RODALE NEWS, EMMAUS, PA—Due to increased demand and pricier mixes of gasoline, gas normally gets more expensive in the summer. We’re not there yet, but prices are already starting to inch toward $3 per gallon in some areas of the country. With people cash-strapped from the recession, and the job market still lagging, a spike in gas prices similar to the one we saw in 2008—when the national average reached $3.78 per gallon—could leave a lot of people hurting. Maybe you included.
THE DETAILS: A new report from the environmental nonprofit Natural Resources Defense Council (NRDC) examined the economic impact of another such spike and found that drivers in some states could end up spending 11 percent of their income on gas if oil prices reach 2008 levels.
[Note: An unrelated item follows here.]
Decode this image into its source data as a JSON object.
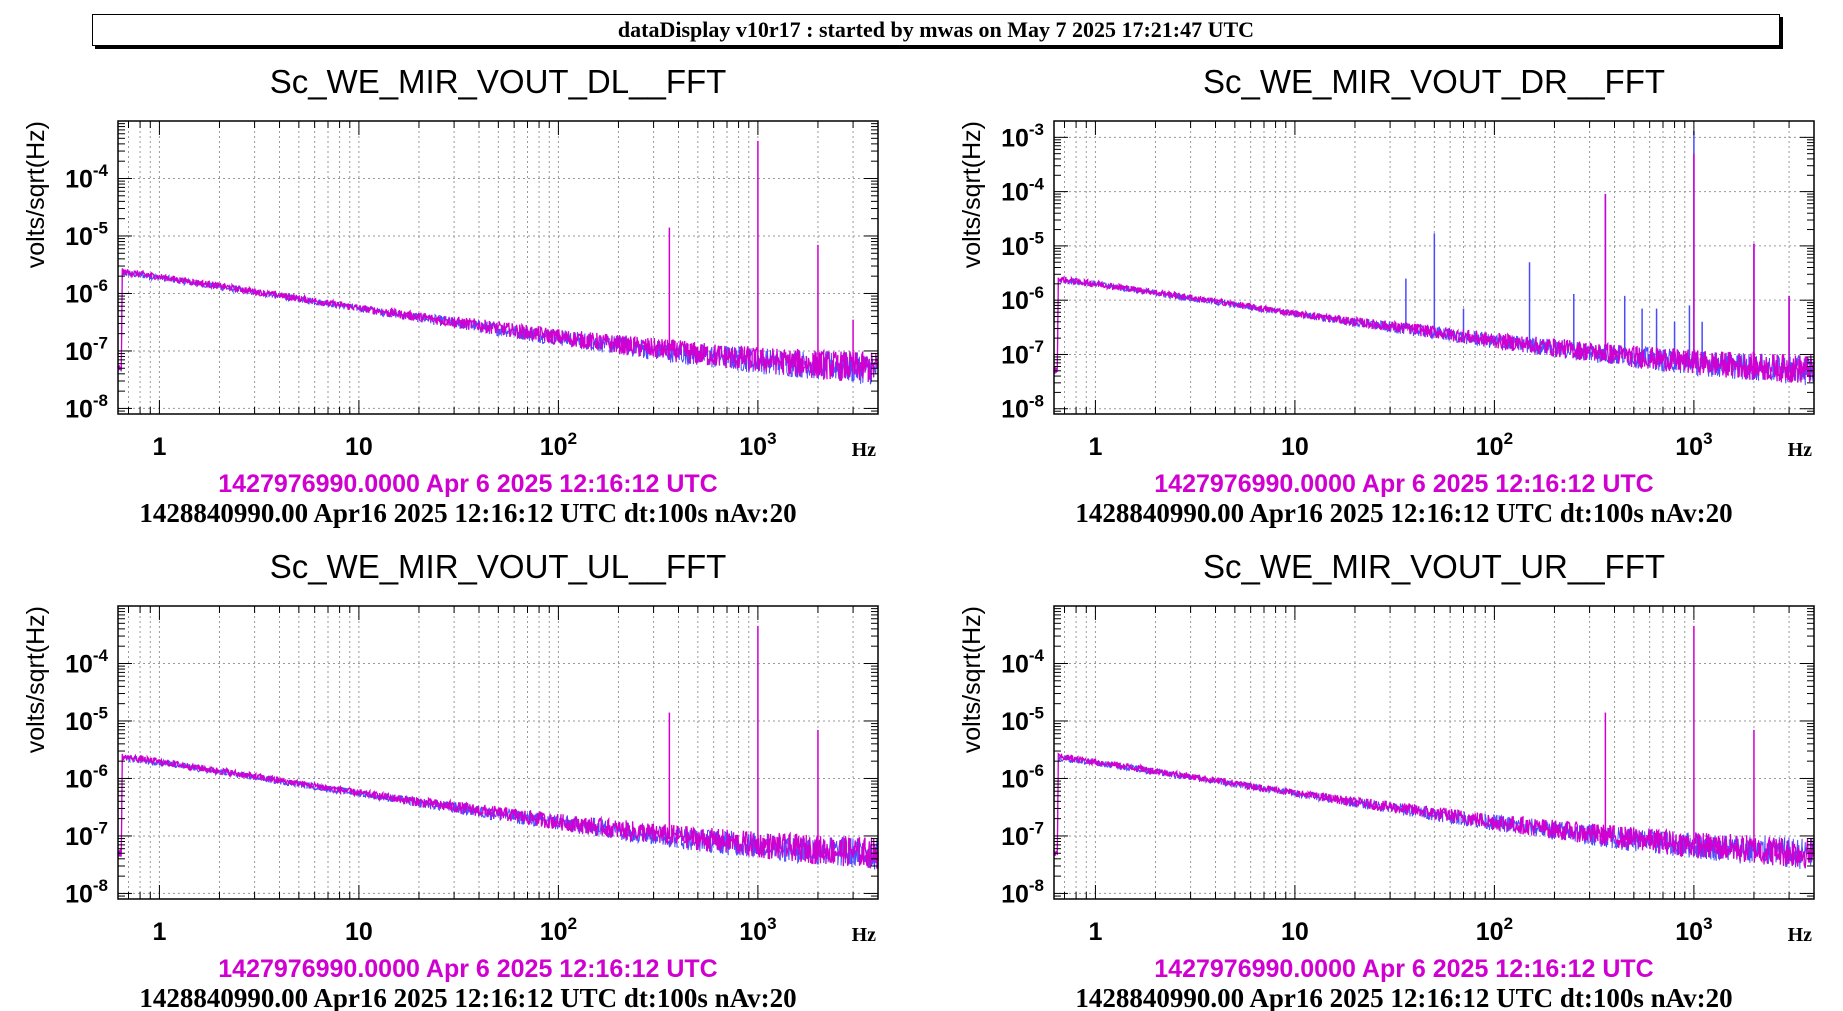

The report computed the average gas price in each state, along with the number of drivers and their average income, and found that residents in Mississippi, Montana, Louisiana, Oklahoma, and South Carolina now pay the highest percentages of their incomes on gas, at 5 to 6 percent. Residents in New Hampshire, Maryland, Massachusetts, New York, and Connecticut now pay the least, at less than 2 percent.
However, if gas prices spike again, residents in that first group could be spending 9 to 11 percent of their income on gas. For comparison, the U.S. Department of Agriculture estimates that the average American spends about 10 percent of disposable income on food. It’s not necessarily because gas prices are higher in those states, says the report's author Deron Lovass, NRDC's federal transportation policy director. The numbers are based on the average household income of those states and how much driving residents must do—either because of sprawling development, lack of public transportation, or less fuel-efficient vehicles.
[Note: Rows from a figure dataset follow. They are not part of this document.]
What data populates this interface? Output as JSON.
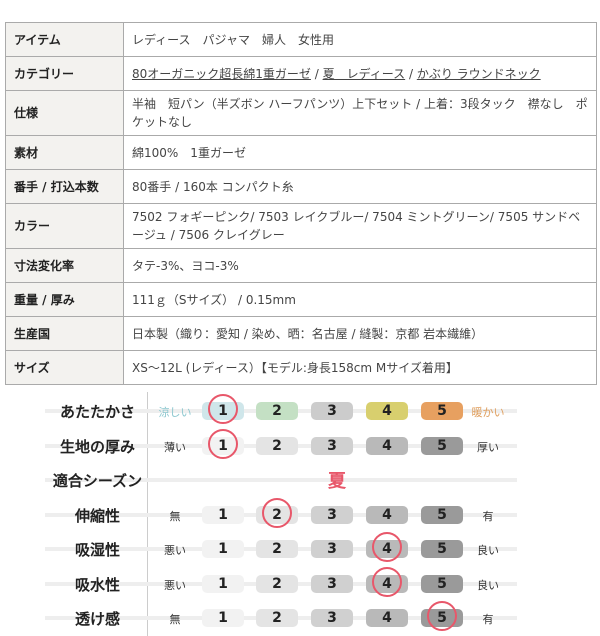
{
  "spec_table": [
    {
      "key": "アイテム",
      "value": "レディース　パジャマ　婦人　女性用"
    },
    {
      "key": "カテゴリー",
      "links": [
        "80オーガニック超長綿1重ガーゼ",
        "夏　レディース",
        "かぶり ラウンドネック"
      ],
      "sep": " / "
    },
    {
      "key": "仕様",
      "value": "半袖　短パン（半ズボン ハーフパンツ）上下セット / 上着：3段タック　襟なし　ポケットなし"
    },
    {
      "key": "素材",
      "value": "綿100%　1重ガーゼ"
    },
    {
      "key": "番手 / 打込本数",
      "value": "80番手 / 160本 コンパクト糸"
    },
    {
      "key": "カラー",
      "value": "7502 フォギーピンク/ 7503 レイクブルー/ 7504 ミントグリーン/ 7505 サンドベージュ / 7506 クレイグレー"
    },
    {
      "key": "寸法変化率",
      "value": "タテ-3%、ヨコ-3%"
    },
    {
      "key": "重量 / 厚み",
      "value": "111ｇ（Sサイズ） / 0.15mm"
    },
    {
      "key": "生産国",
      "value": "日本製（織り：愛知 / 染め、晒：名古屋 / 縫製：京都 岩本繊維）"
    },
    {
      "key": "サイズ",
      "value": "XS～12L (レディース）【モデル:身長158cm Mサイズ着用】"
    }
  ],
  "ratings": [
    {
      "label": "あたたかさ",
      "left": "涼しい",
      "right": "暖かい",
      "value": 1,
      "left_color": "#8cc7cf",
      "right_color": "#e0a060",
      "colors": [
        "#cfe6ea",
        "#c4e0c4",
        "#cccccc",
        "#d8cf6e",
        "#e7a060"
      ]
    },
    {
      "label": "生地の厚み",
      "left": "薄い",
      "right": "厚い",
      "value": 1
    },
    {
      "label": "適合シーズン",
      "season": "夏"
    },
    {
      "label": "伸縮性",
      "left": "無",
      "right": "有",
      "value": 2
    },
    {
      "label": "吸湿性",
      "left": "悪い",
      "right": "良い",
      "value": 4
    },
    {
      "label": "吸水性",
      "left": "悪い",
      "right": "良い",
      "value": 4
    },
    {
      "label": "透け感",
      "left": "無",
      "right": "有",
      "value": 5
    }
  ],
  "scale": [
    "1",
    "2",
    "3",
    "4",
    "5"
  ],
  "default_colors": [
    "#f2f2f2",
    "#e4e4e4",
    "#d0d0d0",
    "#b9b9b9",
    "#9a9a9a"
  ],
  "highlight_color": "#e8576a"
}
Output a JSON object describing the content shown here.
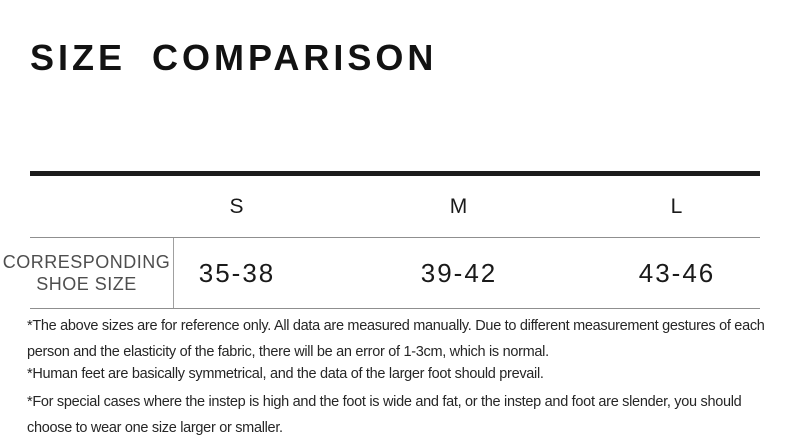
{
  "header": {
    "title": "SIZE COMPARISON"
  },
  "size_table": {
    "columns": [
      "S",
      "M",
      "L"
    ],
    "rows": [
      {
        "label": "CORRESPONDING SHOE SIZE",
        "values": [
          "35-38",
          "39-42",
          "43-46"
        ]
      }
    ]
  },
  "footnotes": [
    "*The above sizes are for reference only. All data are measured manually. Due to different measurement gestures of each person and the elasticity of the fabric, there will be an error of 1-3cm, which is normal.",
    "*Human feet are basically symmetrical, and the data of the larger foot should prevail.",
    "*For special cases where the instep is high and the foot is wide and fat, or the instep and foot are slender, you should choose to wear one size larger or smaller."
  ],
  "colors": {
    "background": "#ffffff",
    "text_primary": "#1a1a1a",
    "text_secondary": "#4e4e4e",
    "text_footnote": "#262626",
    "rule_dark": "#1c1c1c",
    "rule_light": "#8f8f8f"
  }
}
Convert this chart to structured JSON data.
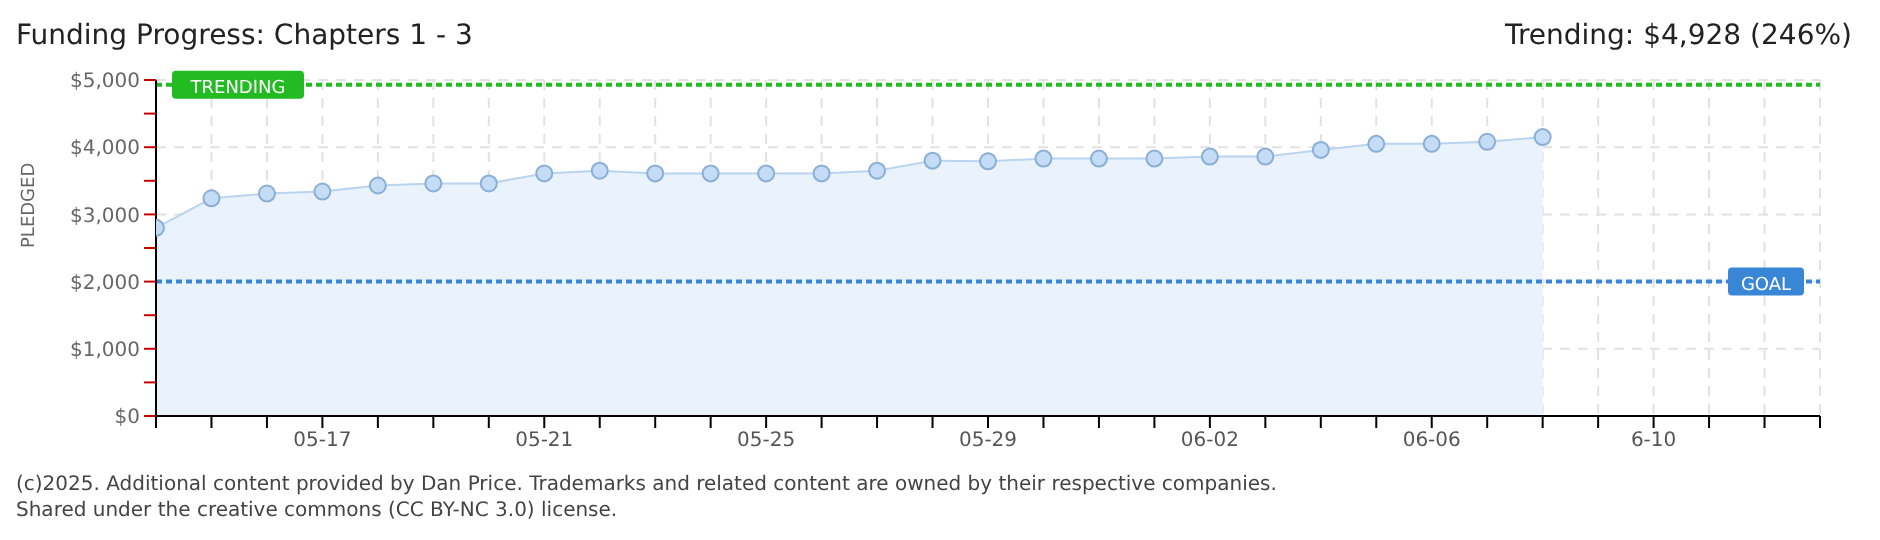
{
  "chart_data": {
    "type": "area",
    "title": "Funding Progress: Chapters 1 - 3",
    "ylabel": "PLEDGED",
    "annotations": [
      "Trending: $4,928 (246%)",
      "(c)2025. Additional content provided by Dan Price. Trademarks and related content are owned by their respective companies.",
      "Shared under the creative commons (CC BY-NC 3.0) license."
    ],
    "categories": [
      null,
      null,
      null,
      "05-17",
      null,
      null,
      null,
      "05-21",
      null,
      null,
      null,
      "05-25",
      null,
      null,
      null,
      "05-29",
      null,
      null,
      null,
      "06-02",
      null,
      null,
      null,
      "06-06",
      null,
      null,
      null,
      "6-10",
      null,
      null,
      null
    ],
    "series": [
      {
        "color": "#b8d4f0",
        "values": [
          2800,
          3240,
          3310,
          3340,
          3430,
          3460,
          3460,
          3610,
          3650,
          3610,
          3610,
          3610,
          3610,
          3650,
          3800,
          3790,
          3830,
          3830,
          3830,
          3860,
          3860,
          3960,
          4050,
          4050,
          4080,
          4150,
          null,
          null,
          null,
          null,
          null
        ]
      }
    ],
    "ylim": [
      0,
      5000
    ],
    "yticks": [
      {
        "value": 0,
        "label": "$0"
      },
      {
        "value": 500,
        "label": null
      },
      {
        "value": 1000,
        "label": "$1,000"
      },
      {
        "value": 1500,
        "label": null
      },
      {
        "value": 2000,
        "label": "$2,000"
      },
      {
        "value": 2500,
        "label": null
      },
      {
        "value": 3000,
        "label": "$3,000"
      },
      {
        "value": 3500,
        "label": null
      },
      {
        "value": 4000,
        "label": "$4,000"
      },
      {
        "value": 4500,
        "label": null
      },
      {
        "value": 5000,
        "label": "$5,000"
      }
    ],
    "ref_lines": [
      {
        "axis": "y",
        "value": 4928,
        "label": "TRENDING",
        "color": "#22bb22",
        "line_style": "dotted"
      },
      {
        "axis": "y",
        "value": 2000,
        "label": "GOAL",
        "color": "#3a86d6",
        "line_style": "dotted"
      }
    ],
    "grid": true,
    "marker": "circle"
  }
}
WHAT IT MEANS: In other words, should gas prices spike again, you could be spending more money on gas than food. "Given that we're talking about $3 a gallon for gasoline and we're not even in June, the odds are pretty good we'll see prices rise as they did in 2008, which was just an incredible year in terms of increases," says Lovass. He says that the transportation bill that Congress will begin debating after its spring recess should focus on funding more public-transportation projects and smarter city planning that will allow people to walk or bike more, rather than drive. "We need to start providing drivers with more options," he says.
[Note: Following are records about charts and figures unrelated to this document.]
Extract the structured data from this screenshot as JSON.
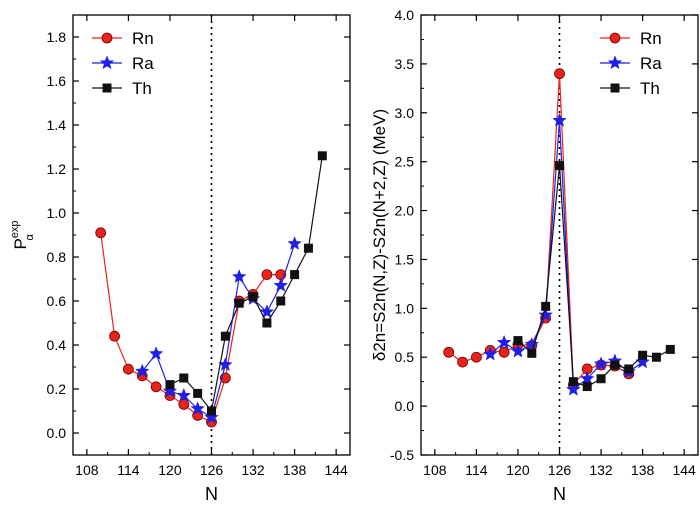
{
  "chart_data": [
    {
      "type": "line",
      "panel": "left",
      "ylabel": {
        "base": "P",
        "sup": "exp",
        "sub": "α"
      },
      "xlabel": "N",
      "xlim": [
        106,
        146
      ],
      "ylim": [
        -0.1,
        1.9
      ],
      "xticks": [
        108,
        114,
        120,
        126,
        132,
        138,
        144
      ],
      "yticks": [
        0.0,
        0.2,
        0.4,
        0.6,
        0.8,
        1.0,
        1.2,
        1.4,
        1.6,
        1.8
      ],
      "ytick_labels": [
        "0.0",
        "0.2",
        "0.4",
        "0.6",
        "0.8",
        "1.0",
        "1.2",
        "1.4",
        "1.6",
        "1.8"
      ],
      "vline_x": 126,
      "legend_position": "top-left",
      "series": [
        {
          "name": "Rn",
          "color": "#e8231c",
          "marker": "circle",
          "x": [
            110,
            112,
            114,
            116,
            118,
            120,
            122,
            124,
            126,
            128,
            130,
            132,
            134,
            136
          ],
          "y": [
            0.91,
            0.44,
            0.29,
            0.26,
            0.21,
            0.17,
            0.13,
            0.08,
            0.05,
            0.25,
            0.6,
            0.63,
            0.72,
            0.72
          ]
        },
        {
          "name": "Ra",
          "color": "#1f1fe6",
          "marker": "star",
          "x": [
            116,
            118,
            120,
            122,
            124,
            126,
            128,
            130,
            132,
            134,
            136,
            138
          ],
          "y": [
            0.28,
            0.36,
            0.19,
            0.17,
            0.11,
            0.07,
            0.31,
            0.71,
            0.61,
            0.55,
            0.67,
            0.86
          ]
        },
        {
          "name": "Th",
          "color": "#111111",
          "marker": "square",
          "x": [
            120,
            122,
            124,
            126,
            128,
            130,
            132,
            134,
            136,
            138,
            140,
            142
          ],
          "y": [
            0.22,
            0.25,
            0.18,
            0.1,
            0.44,
            0.59,
            0.62,
            0.5,
            0.6,
            0.72,
            0.84,
            1.26
          ]
        }
      ]
    },
    {
      "type": "line",
      "panel": "right",
      "ylabel": "δ2n=S2n(N,Z)-S2n(N+2,Z) (MeV)",
      "xlabel": "N",
      "xlim": [
        106,
        146
      ],
      "ylim": [
        -0.5,
        4.0
      ],
      "xticks": [
        108,
        114,
        120,
        126,
        132,
        138,
        144
      ],
      "yticks": [
        -0.5,
        0.0,
        0.5,
        1.0,
        1.5,
        2.0,
        2.5,
        3.0,
        3.5,
        4.0
      ],
      "ytick_labels": [
        "-0.5",
        "0.0",
        "0.5",
        "1.0",
        "1.5",
        "2.0",
        "2.5",
        "3.0",
        "3.5",
        "4.0"
      ],
      "vline_x": 126,
      "legend_position": "top-right",
      "series": [
        {
          "name": "Rn",
          "color": "#e8231c",
          "marker": "circle",
          "x": [
            110,
            112,
            114,
            116,
            118,
            120,
            122,
            124,
            126,
            128,
            130,
            132,
            134,
            136
          ],
          "y": [
            0.55,
            0.45,
            0.5,
            0.57,
            0.55,
            0.63,
            0.62,
            0.9,
            3.4,
            0.22,
            0.38,
            0.42,
            0.41,
            0.33
          ]
        },
        {
          "name": "Ra",
          "color": "#1f1fe6",
          "marker": "star",
          "x": [
            116,
            118,
            120,
            122,
            124,
            126,
            128,
            130,
            132,
            134,
            136,
            138
          ],
          "y": [
            0.53,
            0.65,
            0.56,
            0.63,
            0.93,
            2.92,
            0.17,
            0.28,
            0.43,
            0.46,
            0.35,
            0.45
          ]
        },
        {
          "name": "Th",
          "color": "#111111",
          "marker": "square",
          "x": [
            120,
            122,
            124,
            126,
            128,
            130,
            132,
            134,
            136,
            138,
            140,
            142
          ],
          "y": [
            0.67,
            0.54,
            1.02,
            2.46,
            0.25,
            0.2,
            0.28,
            0.42,
            0.38,
            0.52,
            0.5,
            0.58
          ]
        }
      ]
    }
  ]
}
That, of course, could take years. “The best thing to do right now is use public transportation whenever possible, and telecommute if you have that option, to avoid driving entirely," Lovass says. At the very least, he adds, it's a good idea to line up transportation or commuting alternatives, such as public transport or carpooling, if prices do spike. "And when you drive, try to make your car more efficient," he says. "Do common-sense things such as keeping your car tuned up, changing the air filter regularly, taking heavy items out of your trunk, and removing roof racks when you don't need them." Bonus: Getting by on less gas means fewer pollutants are released into the air and, to the extent that you get around on foot or by bike instead of driving, you get a little more exercise.